Tuesday, January 31, 2006
Chinese new year celebrations were awesome..seeing so many relatives at one go can really be tiring..but the monetary value gained from it is certainly gratifying...haha. Pui Eng and Irene look well..had some sort of pep talk with them about NS and University stuff. Brinden and Bhieman went there late as usual..but dinner was shared by the 3 of us and it was fantastic. Aunts and Uncles all look well too and thats good. Hope its gonna be a good year this year.
After all the excitement, chinese new year was over in a flash. Monday afternoon was kinda gloomy. Boredom drove me out of my house to just walk along the pathway of heritage view. The pavement looked like a scene from LOTR.. The bright amber sunlight shining through the leaves of nearby vegetation..i could see sun rays beaming on the ground with spots of shadows swaying randomly..Golden, maroon, orange and red leaves were scattered on the ground..like an autumn scenario which is kinda ironic since spring has just begun..Fragipani and lilies filled the sides of the pavement.
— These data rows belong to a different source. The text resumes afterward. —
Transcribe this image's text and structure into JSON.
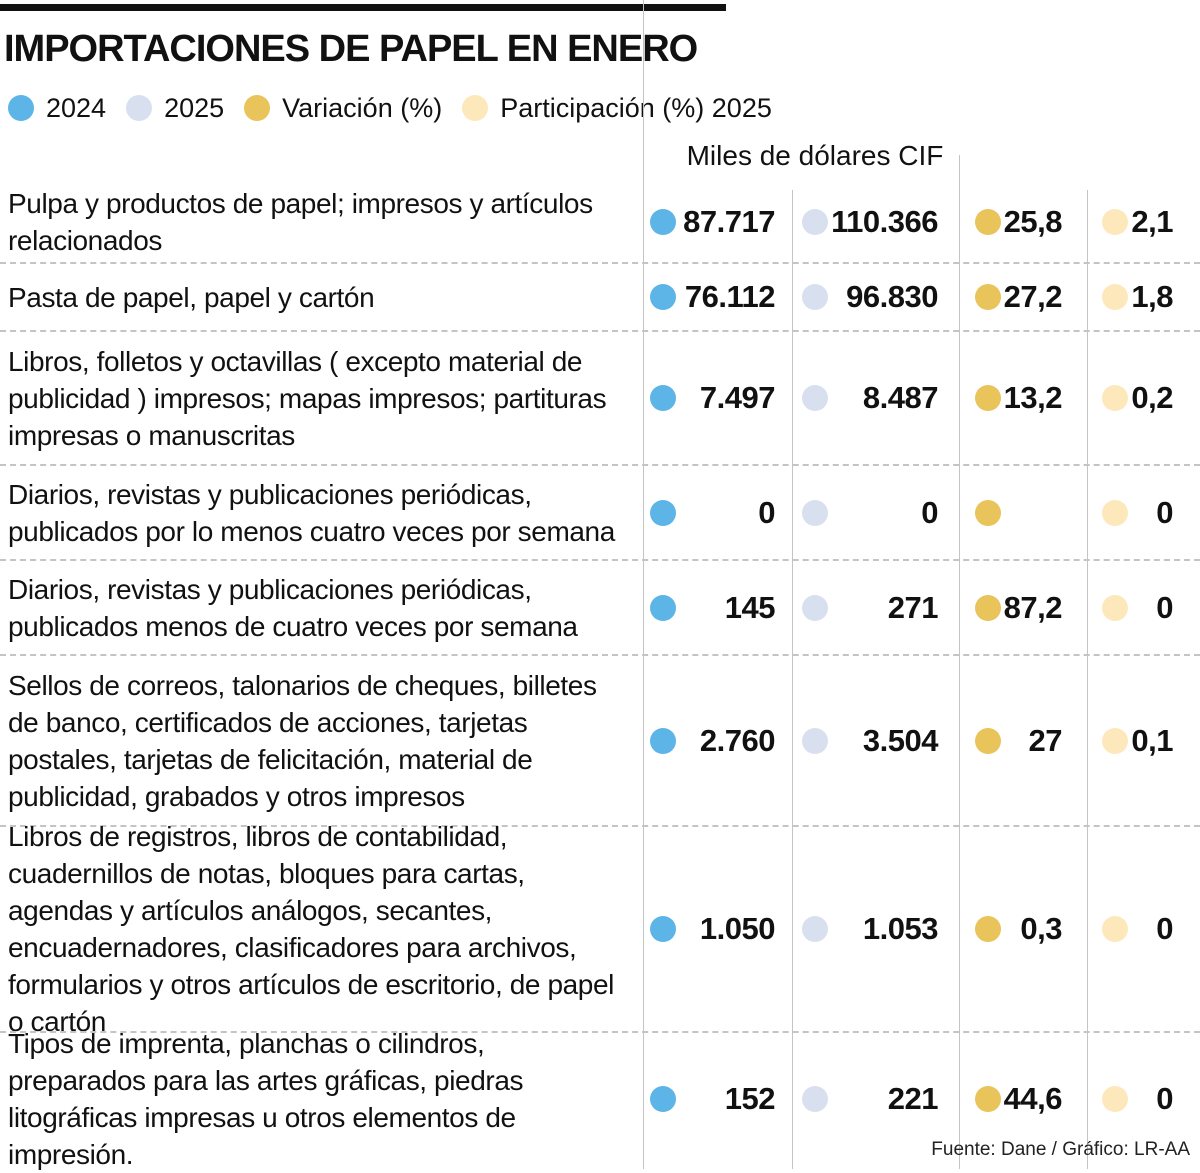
{
  "title": "IMPORTACIONES DE PAPEL EN ENERO",
  "legend": [
    {
      "label": "2024",
      "color": "#5db4e6"
    },
    {
      "label": "2025",
      "color": "#d8e0f0"
    },
    {
      "label": "Variación (%)",
      "color": "#e8c45a"
    },
    {
      "label": "Participación (%) 2025",
      "color": "#fde8bb"
    }
  ],
  "header_label": "Miles de dólares CIF",
  "source": "Fuente: Dane / Gráfico: LR-AA",
  "chart_data": {
    "type": "table",
    "title": "IMPORTACIONES DE PAPEL EN ENERO",
    "unit": "Miles de dólares CIF",
    "columns": [
      "2024",
      "2025",
      "Variación (%)",
      "Participación (%) 2025"
    ],
    "rows": [
      {
        "category": "Pulpa y productos de papel; impresos y artículos relacionados",
        "values": [
          "87.717",
          "110.366",
          "25,8",
          "2,1"
        ]
      },
      {
        "category": "Pasta de papel, papel y cartón",
        "values": [
          "76.112",
          "96.830",
          "27,2",
          "1,8"
        ]
      },
      {
        "category": "Libros, folletos y octavillas ( excepto material de publicidad ) impresos; mapas impresos; partituras impresas o manuscritas",
        "values": [
          "7.497",
          "8.487",
          "13,2",
          "0,2"
        ]
      },
      {
        "category": "Diarios, revistas y publicaciones periódicas, publicados por lo menos cuatro veces por semana",
        "values": [
          "0",
          "0",
          "",
          "0"
        ]
      },
      {
        "category": "Diarios, revistas y publicaciones periódicas, publicados menos de cuatro veces por semana",
        "values": [
          "145",
          "271",
          "87,2",
          "0"
        ]
      },
      {
        "category": "Sellos de correos, talonarios de cheques, billetes de banco, certificados de acciones, tarjetas postales, tarjetas de felicitación, material de publicidad, grabados y otros impresos",
        "values": [
          "2.760",
          "3.504",
          "27",
          "0,1"
        ]
      },
      {
        "category": "Libros de registros, libros de contabilidad, cuadernillos de notas, bloques para cartas, agendas y artículos análogos, secantes, encuadernadores, clasificadores para archivos, formularios y otros artículos de escritorio, de papel o cartón",
        "values": [
          "1.050",
          "1.053",
          "0,3",
          "0"
        ]
      },
      {
        "category": "Tipos de imprenta, planchas o cilindros, preparados para las artes gráficas, piedras litográficas impresas u otros elementos de impresión.",
        "values": [
          "152",
          "221",
          "44,6",
          "0"
        ]
      }
    ]
  }
}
As i walked through it..i was thinking to myself..gosh..i have changed so much since secondary school days..The age of seventeen was supposed to be sweet 17 for most teenagers..but for me..it was a wake up call..a drastic fling back to reality..away from my dreamland. True enough it was a dark year. I have learnt so much from all the experiences and unhappiness throughout the year..in a way its a blessing in disguise. Honestly i miss those TK and MJ days..when ignorance was bliss and everyone is living out their lives..oblivious of the unseen future..unaware of the shortcomings they are going to face..Just when i thought last year was bad enough..the nightmare has just begun. This year is gonna be one helluva year. One that pushes my limits to the extreme..stretches my potential..fills my heart with pain and anguish..perhaps a slight glimpse of happiness..and definitely a way of preparation to be a real man. I am going to make it..i will make sure i make it. Success is the only route left and failure is not an option.
But most importantly, i must change even more. I must become a better person..i have to learn to overcome my fears...to toughen up for NS...stop deceiving those who are close to me...and stop deceiving myself. Instill discipline within myself...have to learn to control my emotions. Come on Danver...this is harsh reality...learn to face up to it.
Believe in yourself. You can do it. I know it.